Andreas Mertin reviews The Tin Drum by Günter Grass.

The resident of a mental institution, Oskar Matzerath is unique. He is one of the “clairaudient infants”, those whose “spiritual development is complete at birth and only needs to affirm itself”. That is, he remembers with considerable detail his birth, and at the age of three decides that he does not want to be a politician or a grocer and so from that day forward he will no longer grow. Also on his third birthday, Oskar receives his first tin drum, one of many he will get throughout his life. In addition to his refusal to grow up as the world expects, Oskar also has a glass shattering scream which he can control with incredible effectiveness. Living through the tail end of the Depression and witnessing the oncoming horror and aftermath of the Second World War in Danzig, Oskar knows too well the horrors of the grown-up world. Now in the confines a mental hospital, Oskar decides to write down his story.

The tale is brought to us thanks to the eponymous tin drum in Oskar’s possession. From its white and red enamelled surface he conjures his memories that flow in epic proportions, with the story covering many aspect of Oskar’s family history that coincide with era defining events. Born during the years of the Free City of Danzig, Oskar regales his experience during the defence of the Polish Post Office in Danzig as part of the German invasion of Poland, we see one of his lovers killed during the invasion of Normandy, and we witness Oskar among those Germans expelled from Eastern Europe and the now Polish city of Danzig. These historic moments are contrasted with his fantastical escapades, with his voice shattering the glass of shop fronts to tempt passersby, or his claims to not have physically advanced beyond the age of three. The latter instils in it a warped parody of the child narrator, like Twain’s Tom Sawyer and Huck Finn or Lee’s Scout Finch.
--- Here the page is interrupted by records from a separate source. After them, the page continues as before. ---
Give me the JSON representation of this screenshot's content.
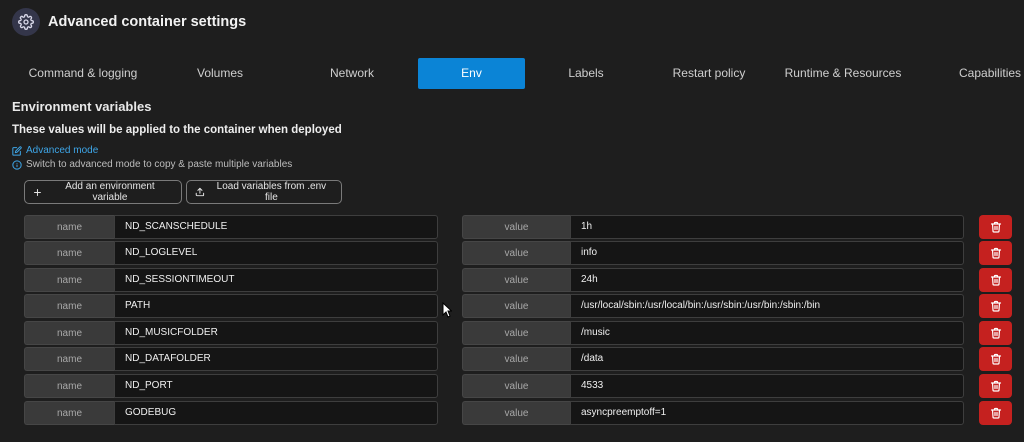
{
  "header": {
    "title": "Advanced container settings",
    "icon": "gear-icon"
  },
  "tabs": [
    {
      "label": "Command & logging",
      "active": false
    },
    {
      "label": "Volumes",
      "active": false
    },
    {
      "label": "Network",
      "active": false
    },
    {
      "label": "Env",
      "active": true
    },
    {
      "label": "Labels",
      "active": false
    },
    {
      "label": "Restart policy",
      "active": false
    },
    {
      "label": "Runtime & Resources",
      "active": false
    },
    {
      "label": "Capabilities",
      "active": false
    }
  ],
  "env": {
    "section_title": "Environment variables",
    "subtitle": "These values will be applied to the container when deployed",
    "advanced_mode_label": "Advanced mode",
    "hint": "Switch to advanced mode to copy & paste multiple variables",
    "add_button": "Add an environment variable",
    "load_button": "Load variables from .env file",
    "name_label": "name",
    "value_label": "value",
    "variables": [
      {
        "name": "ND_SCANSCHEDULE",
        "value": "1h"
      },
      {
        "name": "ND_LOGLEVEL",
        "value": "info"
      },
      {
        "name": "ND_SESSIONTIMEOUT",
        "value": "24h"
      },
      {
        "name": "PATH",
        "value": "/usr/local/sbin:/usr/local/bin:/usr/sbin:/usr/bin:/sbin:/bin"
      },
      {
        "name": "ND_MUSICFOLDER",
        "value": "/music"
      },
      {
        "name": "ND_DATAFOLDER",
        "value": "/data"
      },
      {
        "name": "ND_PORT",
        "value": "4533"
      },
      {
        "name": "GODEBUG",
        "value": "asyncpreemptoff=1"
      }
    ]
  },
  "colors": {
    "accent": "#0b84d6",
    "danger": "#c5211f",
    "link": "#3ea6e8",
    "background": "#1e1e1e"
  }
}
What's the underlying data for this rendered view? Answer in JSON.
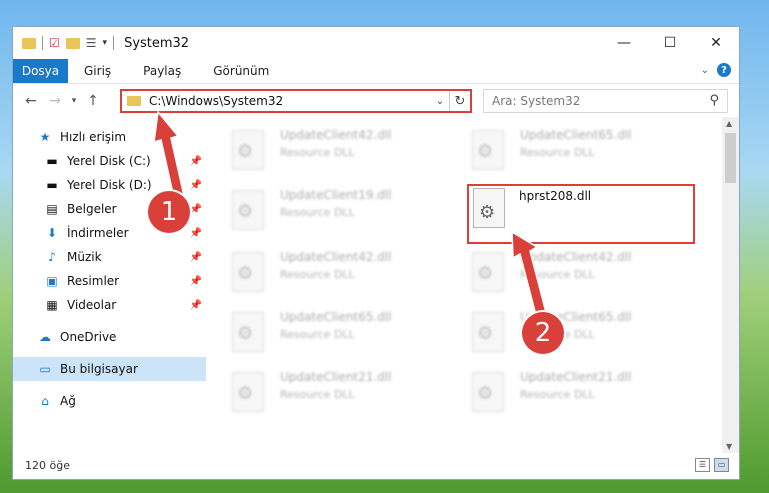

Where those tales instil the child narrator with hard fought adult wisdom to sooth the harshness of life, Oskar is a narrator who has complete “spiritual development” from birth and refuses to accept adult ideas and condolences, choosing instead to surround himself with a never ending childhood constantly assaulted by the grown-up world where their consolations ring hollow.

In the end, although covering decisive historical events, the text is presented as the record of a mental patient who evokes these fantastical memories by rhapsodising on his small tin drum while sitting on his bed in the mental ward, and we are left questioning the veracity of Oskar’s story. Added to this is his shift from first to third person, often within a single passage or sentence, leading to even greater questions of whether this is a vital history or a voracious boast of a demented mind. All the way through is this nagging thought of whether his insistence to not grow up in a mad world affirms him, or whether he is the perfect candidate for the madhouse in which he finds himself?